For his exhibition at El Museo del Barrio, Martiel wanted the selected projects to resonate with the context in which they are presented. “When I left Cuba in 2012, I understood that context is the most important thing. I didn’t want to be a Cuban artist discussing Cuban issues while living outside Cuba. So, as an artist, I began to study the contexts in which my work is presented.”
Most of the 17 main pieces (excluding preparatory drawings) in the exhibition are part of recent projects Martiel created while living in the U.S., which he considers crucial for understanding how his art continues to engage with the legacies of colonialism in discussions of migration, race, and labor. “These works stem from the experience of being an immigrant, dealing with issues I’ve explored before, like racism, but within the context I find myself in at each moment,” Martiel explains. “Otherwise, my work would have no meaning.”
In this pursuit of contextuality, Carlos meticulously accompanies each piece with detailed notes, expanding on the meaning of his practice and offering a personal window into the origin of each work. Take, for example, Condecoración (2014), where his notes reveal: “I underwent surgery in which a 6-centimeter circumference of skin was removed. This tissue was then dissected by an art conservator and inserted into the disk of a gold medal, like those awarded by the Cuban government to select citizens. The technical details of the work were tattooed around the scar on my body, leaving a permanent record as a certificate of this medal on my skin.”
Among the works Martiel considers key to this survey are South Body (2019), where his skin is pierced by a small U.S. flag while he lies in a fetal position; Insignia VII (2024), the bloodied U.S. flag that presides over the gallery; and the Monument series, which began at El Museo del Barrio in 2021 with Monument I, where he remained naked on a pedestal covered in blood donated by migrant bodies: “Latinx, African Americans, feminized, indigenous, Muslims, Jews, queer and transsexuals—bodies considered minorities or marginalized in the United States by supremacist discourses,” he writes in his notes.
What captivates the visitor is the confrontational nature of Martiel’s work. His physicality transcends photographs or videos, compelling us to engage with the rawness of reality. One of the most visceral and demanding pieces is the one that gives the exhibition its title. In Cuerpo (2022), a project revisiting the lynching of Black people in the United States, Martiel is suspended from the ceiling of the Steve Turner gallery in Los Angeles, with a rope tied around his neck. The only thing preventing his suffocation is a group of people taking turns holding his body. “It was the first time I finished a performance and started to cry,” Carlos recalls. “These works stir something deep inside you; they are physically and emotionally exhausting.”

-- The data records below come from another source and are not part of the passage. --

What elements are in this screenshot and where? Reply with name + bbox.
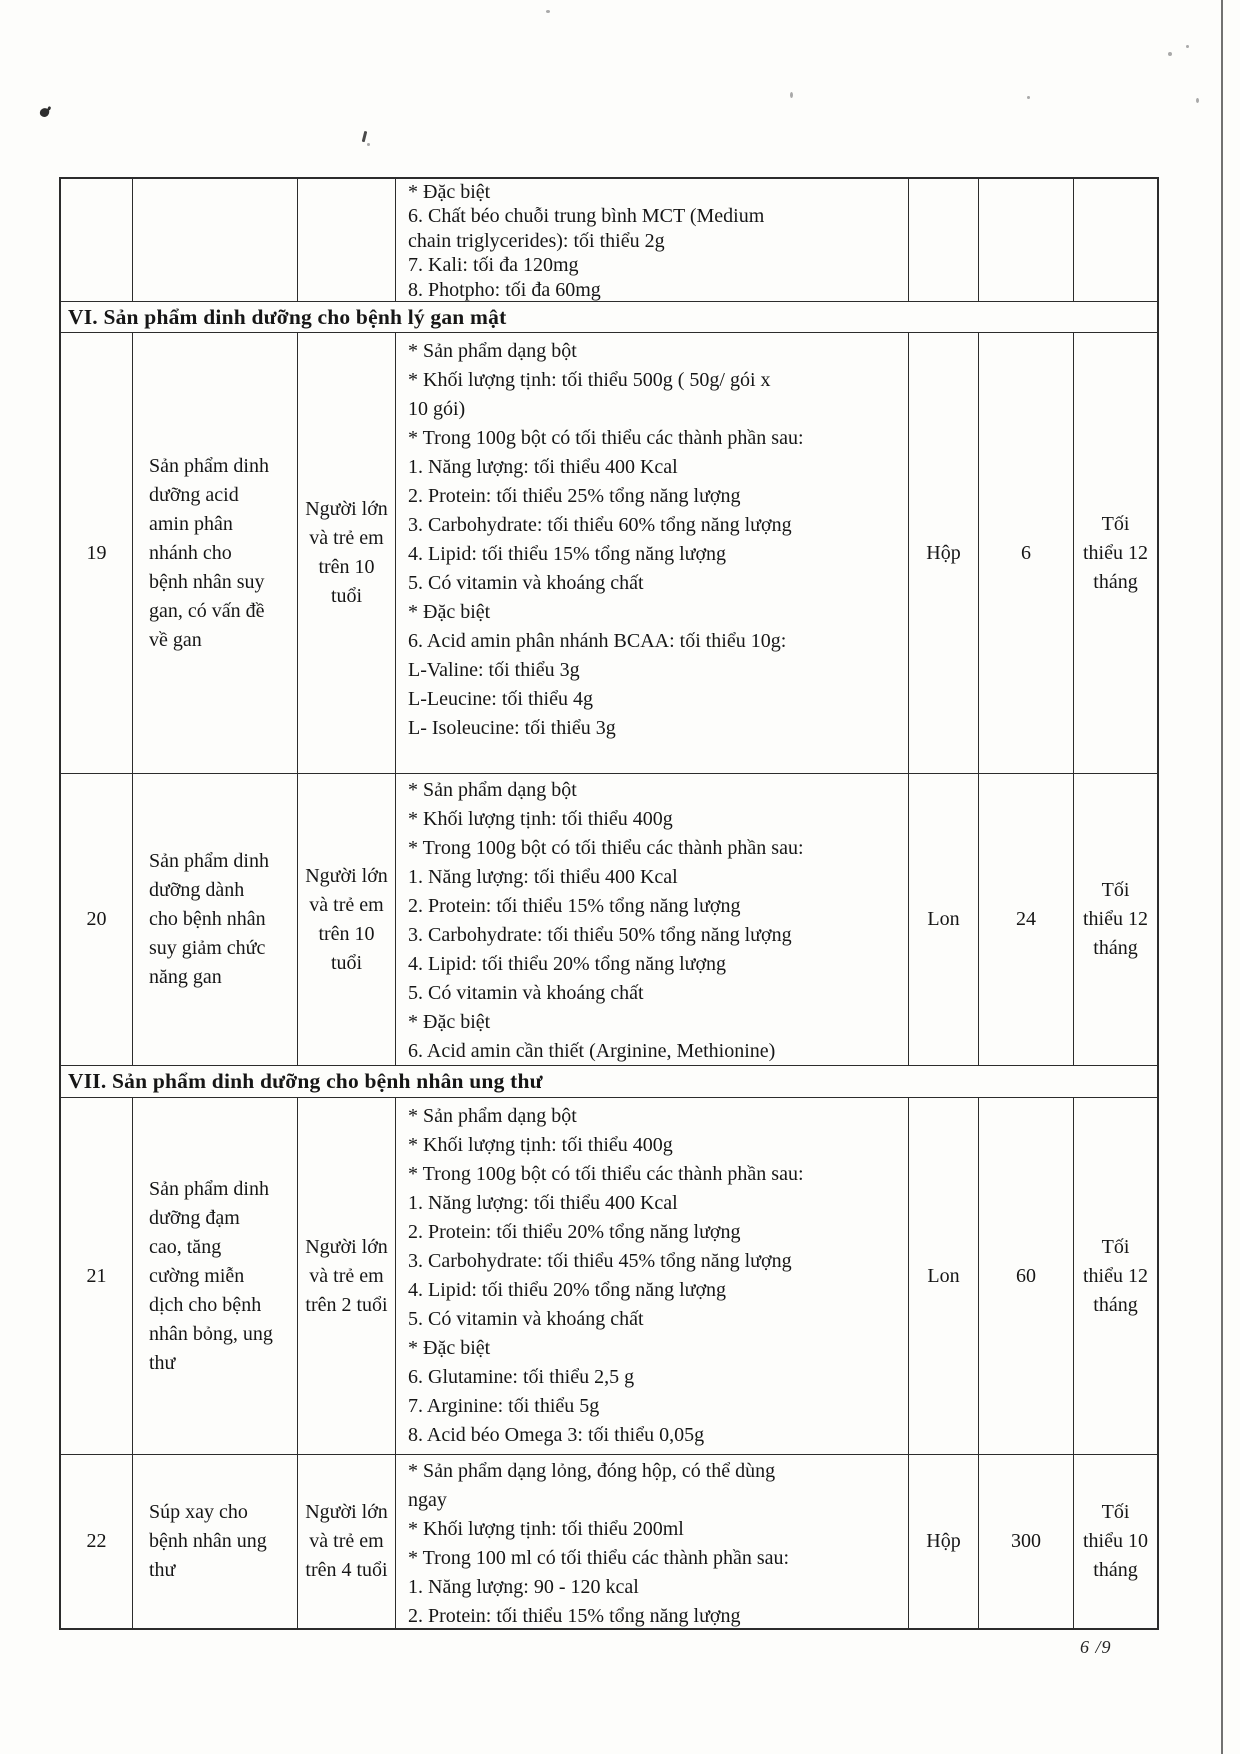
spec-line: * Sản phẩm dạng bột [408, 779, 577, 801]
spec-line: 6. Chất béo chuỗi trung bình MCT (Medium [408, 205, 765, 228]
spec-line: 6. Acid amin cần thiết (Arginine, Methionine) [408, 1040, 776, 1062]
spec-line: * Sản phẩm dạng bột [408, 340, 577, 362]
row-number: 19 [86, 541, 107, 564]
spec-line: chain triglycerides): tối thiểu 2g [408, 229, 665, 252]
row-number: 20 [86, 908, 107, 930]
spec-line: 8. Acid béo Omega 3: tối thiểu 0,05g [408, 1424, 705, 1446]
row-number-cell [61, 179, 133, 301]
spec-line: 3. Carbohydrate: tối thiểu 50% tổng năng lượng [408, 924, 792, 946]
table-row [61, 1098, 1157, 1455]
packaging-unit: Lon [927, 1264, 960, 1287]
ink-speck [367, 143, 370, 146]
shelf-life-cell [1074, 774, 1157, 1065]
spec-line: 2. Protein: tối thiểu 25% tổng năng lượng [408, 485, 741, 507]
product-name-cell [133, 179, 298, 301]
ink-speck [546, 10, 550, 13]
shelf-life-cell [1074, 1455, 1157, 1628]
spec-line: 4. Lipid: tối thiểu 20% tổng năng lượng [408, 1279, 727, 1301]
product-name-cell [133, 1455, 298, 1628]
product-name: Sản phẩm dinh dưỡng dành cho bệnh nhân suy giảm chức năng gan [149, 850, 269, 988]
shelf-life-cell [1074, 333, 1157, 773]
packaging-cell [909, 1455, 979, 1628]
target-users: Người lớn và trẻ em trên 4 tuổi [305, 1501, 388, 1581]
specs-cell [396, 333, 909, 773]
spec-line: 7. Kali: tối đa 120mg [408, 254, 579, 277]
page-number: 6 /9 [1080, 1637, 1112, 1657]
quantity-cell [979, 1455, 1074, 1628]
packaging-unit: Hộp [926, 541, 961, 564]
ink-speck [1186, 45, 1189, 48]
packaging-unit: Hộp [926, 1530, 961, 1552]
specs-cell [396, 179, 909, 301]
target-users-cell [298, 1098, 396, 1454]
spec-line: 2. Protein: tối thiểu 15% tổng năng lượng [408, 895, 741, 917]
spec-line: 2. Protein: tối thiểu 20% tổng năng lượng [408, 1221, 741, 1243]
ink-speck [1196, 98, 1199, 103]
shelf-life: Tối thiểu 12 tháng [1083, 1235, 1148, 1316]
quantity-cell [979, 774, 1074, 1065]
spec-line: * Sản phẩm dạng bột [408, 1105, 577, 1127]
spec-line: 5. Có vitamin và khoáng chất [408, 982, 644, 1004]
quantity: 24 [1016, 908, 1036, 930]
spec-line: 1. Năng lượng: tối thiểu 400 Kcal [408, 1192, 678, 1214]
table-row-continuation [61, 179, 1157, 302]
spec-line: 8. Photpho: tối đa 60mg [408, 278, 601, 301]
specs-cell [396, 1455, 909, 1628]
spec-line: * Đặc biệt [408, 181, 491, 203]
spec-line: 5. Có vitamin và khoáng chất [408, 1308, 644, 1330]
table-row [61, 774, 1157, 1066]
spec-line: L- Isoleucine: tối thiểu 3g [408, 717, 616, 739]
product-name-cell [133, 1098, 298, 1454]
target-users-cell [298, 333, 396, 773]
spec-line: * Đặc biệt [408, 1337, 491, 1359]
target-users-cell [298, 179, 396, 301]
target-users-cell [298, 1455, 396, 1628]
ink-tick [362, 131, 367, 142]
row-number-cell [61, 1098, 133, 1454]
spec-line: * Sản phẩm dạng lỏng, đóng hộp, có thể dùng [408, 1460, 776, 1482]
spec-line: 4. Lipid: tối thiểu 15% tổng năng lượng [408, 543, 727, 565]
products-table [59, 177, 1159, 1630]
section-vii-title: VII. Sản phẩm dinh dưỡng cho bệnh nhân ung thư [68, 1069, 543, 1093]
quantity-cell [979, 1098, 1074, 1454]
spec-line: * Khối lượng tịnh: tối thiểu 400g [408, 808, 673, 830]
product-name-cell [133, 333, 298, 773]
scan-edge-line [1221, 0, 1223, 1754]
spec-line: * Khối lượng tịnh: tối thiểu 400g [408, 1134, 673, 1156]
spec-line: * Trong 100g bột có tối thiểu các thành phần sau: [408, 1163, 804, 1185]
ink-speck [790, 92, 793, 98]
specs-cell [396, 774, 909, 1065]
product-name: Sản phẩm dinh dưỡng acid amin phân nhánh cho bệnh nhân suy gan, có vấn đề về gan [149, 454, 269, 651]
shelf-life-cell [1074, 1098, 1157, 1454]
target-users: Người lớn và trẻ em trên 2 tuổi [305, 1235, 388, 1316]
spec-line: 2. Protein: tối thiểu 15% tổng năng lượng [408, 1605, 741, 1627]
spec-line: ngay [408, 1489, 447, 1511]
quantity-cell [979, 333, 1074, 773]
spec-line: * Khối lượng tịnh: tối thiểu 200ml [408, 1518, 684, 1540]
spec-line: L-Leucine: tối thiểu 4g [408, 688, 593, 710]
specs-cell [396, 1098, 909, 1454]
ink-speck [1027, 96, 1030, 99]
spec-line: * Đặc biệt [408, 601, 491, 623]
packaging-cell [909, 333, 979, 773]
spec-line: * Khối lượng tịnh: tối thiểu 500g ( 50g/ gói x [408, 369, 771, 391]
spec-line: * Trong 100g bột có tối thiểu các thành phần sau: [408, 427, 804, 449]
target-users: Người lớn và trẻ em trên 10 tuổi [305, 864, 388, 974]
spec-line: * Đặc biệt [408, 1011, 491, 1033]
packaging-cell [909, 774, 979, 1065]
product-name: Súp xay cho bệnh nhân ung thư [149, 1501, 267, 1581]
product-name-cell [133, 774, 298, 1065]
spec-line: 4. Lipid: tối thiểu 20% tổng năng lượng [408, 953, 727, 975]
spec-line: 1. Năng lượng: tối thiểu 400 Kcal [408, 866, 678, 888]
ink-speck [39, 107, 51, 119]
shelf-life: Tối thiểu 12 tháng [1083, 512, 1148, 593]
spec-line: * Trong 100 ml có tối thiểu các thành phần sau: [408, 1547, 790, 1569]
spec-line: * Trong 100g bột có tối thiểu các thành phần sau: [408, 837, 804, 859]
spec-line: 5. Có vitamin và khoáng chất [408, 572, 644, 594]
row-number-cell [61, 1455, 133, 1628]
row-number-cell [61, 333, 133, 773]
quantity-cell [979, 179, 1074, 301]
row-number: 22 [86, 1530, 107, 1552]
spec-line: 6. Glutamine: tối thiểu 2,5 g [408, 1366, 635, 1388]
spec-line: 3. Carbohydrate: tối thiểu 60% tổng năng lượng [408, 514, 792, 536]
section-header-row [61, 1066, 1157, 1098]
packaging-unit: Lon [927, 908, 960, 930]
target-users-cell [298, 774, 396, 1065]
quantity: 60 [1016, 1264, 1036, 1287]
row-number: 21 [86, 1264, 107, 1287]
table-row [61, 1455, 1157, 1628]
shelf-life: Tối thiểu 12 tháng [1083, 879, 1148, 959]
target-users: Người lớn và trẻ em trên 10 tuổi [305, 498, 388, 607]
packaging-cell [909, 179, 979, 301]
spec-line: 1. Năng lượng: 90 - 120 kcal [408, 1576, 639, 1598]
packaging-cell [909, 1098, 979, 1454]
product-name: Sản phẩm dinh dưỡng đạm cao, tăng cường miễn dịch cho bệnh nhân bỏng, ung thư [149, 1177, 273, 1374]
ink-speck [1168, 52, 1172, 56]
spec-line: 3. Carbohydrate: tối thiểu 45% tổng năng lượng [408, 1250, 792, 1272]
spec-line: L-Valine: tối thiểu 3g [408, 659, 580, 681]
spec-line: 6. Acid amin phân nhánh BCAA: tối thiểu 10g: [408, 630, 787, 652]
section-header-row [61, 302, 1157, 333]
row-number-cell [61, 774, 133, 1065]
section-vi-title: VI. Sản phẩm dinh dưỡng cho bệnh lý gan mật [68, 305, 507, 329]
table-row [61, 333, 1157, 774]
spec-line: 7. Arginine: tối thiểu 5g [408, 1395, 600, 1417]
shelf-life-cell [1074, 179, 1157, 301]
spec-line: 10 gói) [408, 398, 466, 420]
quantity: 300 [1011, 1530, 1041, 1552]
spec-line: 1. Năng lượng: tối thiểu 400 Kcal [408, 456, 678, 478]
quantity: 6 [1021, 541, 1031, 564]
shelf-life: Tối thiểu 10 tháng [1083, 1501, 1148, 1581]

Martiel’s way of narrating realities—uncomfortable, intense, and often unsettling for the viewer—is his method of provoking reflection and remembrance. “My work seeks to transmit knowledge, to reflect on the reality I live as an individual,” Carlos muses. “It’s also about the lives of others, of bodies historically marginalized, oppressed, and discriminated against,” he continues. “I believe that memory, whether personal or collective, is the foundation of my work.”
Cuerpo: Carlos Martiel will be on view until September 1st at El Museo del Barrio, New York.